The letter – signed by 40 organizations, including coalitions, representing more than 200 nongovernmental organizations from Asia, Latin America, Africa, Europe, and North America – calls on Moon to:
Urge Kim to act on United Nations human rights recommendations;
Engage on inter-Korean human rights issues, including human rights dialogues and information exchanges;
Push for regular reunion meetings of separated families; and
Increase inter-Korean people-to-people contact.
The organizations also called on the South Korean government to provide much-needed humanitarian aid with appropriate monitoring.
Since the Korean War in the 1950s, an estimated one million Koreans have been separated or forcibly removed from their families through displacement during the war, enforced disappearances and abductions, or following escape from North Korea.

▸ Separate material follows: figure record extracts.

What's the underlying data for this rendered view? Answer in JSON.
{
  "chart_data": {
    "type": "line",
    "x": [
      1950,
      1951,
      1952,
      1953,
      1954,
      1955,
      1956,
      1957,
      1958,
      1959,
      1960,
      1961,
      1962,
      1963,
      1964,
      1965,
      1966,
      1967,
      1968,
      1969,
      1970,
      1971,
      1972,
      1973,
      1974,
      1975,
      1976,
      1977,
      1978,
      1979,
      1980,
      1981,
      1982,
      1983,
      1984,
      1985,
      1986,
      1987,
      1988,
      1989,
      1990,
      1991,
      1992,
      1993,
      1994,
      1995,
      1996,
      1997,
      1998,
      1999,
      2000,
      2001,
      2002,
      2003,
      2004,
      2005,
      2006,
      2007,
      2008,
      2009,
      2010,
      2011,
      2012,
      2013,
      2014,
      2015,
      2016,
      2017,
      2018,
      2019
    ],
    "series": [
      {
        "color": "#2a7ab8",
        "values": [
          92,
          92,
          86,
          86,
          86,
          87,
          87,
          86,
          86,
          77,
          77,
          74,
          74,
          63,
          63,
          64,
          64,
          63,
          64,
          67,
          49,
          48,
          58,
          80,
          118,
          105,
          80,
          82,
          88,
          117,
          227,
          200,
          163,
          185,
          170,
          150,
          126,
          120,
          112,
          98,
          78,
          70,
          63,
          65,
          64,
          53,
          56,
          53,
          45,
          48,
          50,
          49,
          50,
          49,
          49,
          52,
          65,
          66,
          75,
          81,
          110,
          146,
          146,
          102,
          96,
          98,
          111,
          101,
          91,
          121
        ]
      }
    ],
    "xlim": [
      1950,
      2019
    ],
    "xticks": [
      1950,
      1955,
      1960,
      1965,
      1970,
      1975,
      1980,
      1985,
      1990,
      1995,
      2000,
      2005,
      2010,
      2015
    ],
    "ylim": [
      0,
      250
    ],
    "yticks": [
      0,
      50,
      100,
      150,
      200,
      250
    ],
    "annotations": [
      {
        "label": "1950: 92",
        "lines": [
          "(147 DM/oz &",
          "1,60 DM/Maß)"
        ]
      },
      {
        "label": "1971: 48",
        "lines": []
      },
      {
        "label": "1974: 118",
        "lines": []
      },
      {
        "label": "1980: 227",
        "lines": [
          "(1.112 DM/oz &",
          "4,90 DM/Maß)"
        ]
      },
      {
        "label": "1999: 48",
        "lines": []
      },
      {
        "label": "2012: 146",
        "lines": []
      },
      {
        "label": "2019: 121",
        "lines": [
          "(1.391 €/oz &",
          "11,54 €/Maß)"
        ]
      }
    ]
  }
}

The 2014 UN Commission of Inquiry found that abuses in North Korea were without parallel in the contemporary world, including extermination, murder, enslavement, torture, imprisonment, rape, forced abortions, and other sexual violence.
On March 31, 2018, North Korea criticized South Koreas foreign minister Kang Kyung-wha for calling on North Korea to abandon its nuclear programs and improve its human rights record. North Korean media said her remarks were an open political provocation to the DPRK and an intolerable act of chilling the atmosphere for dialogue. On April 4, 2018, Kang told reporters that Seoul maintains a firm stance on the dire human rights situation in the North, but that to include the issue in the agenda the government will need more preparation.
South Korea should not give in to North Korean bluster and threats on human rights, Adams said. President Moons leadership is crucial in efforts to help improve human rights conditions in North Korea while at the same time finding real, long-term solutions to the security crisis.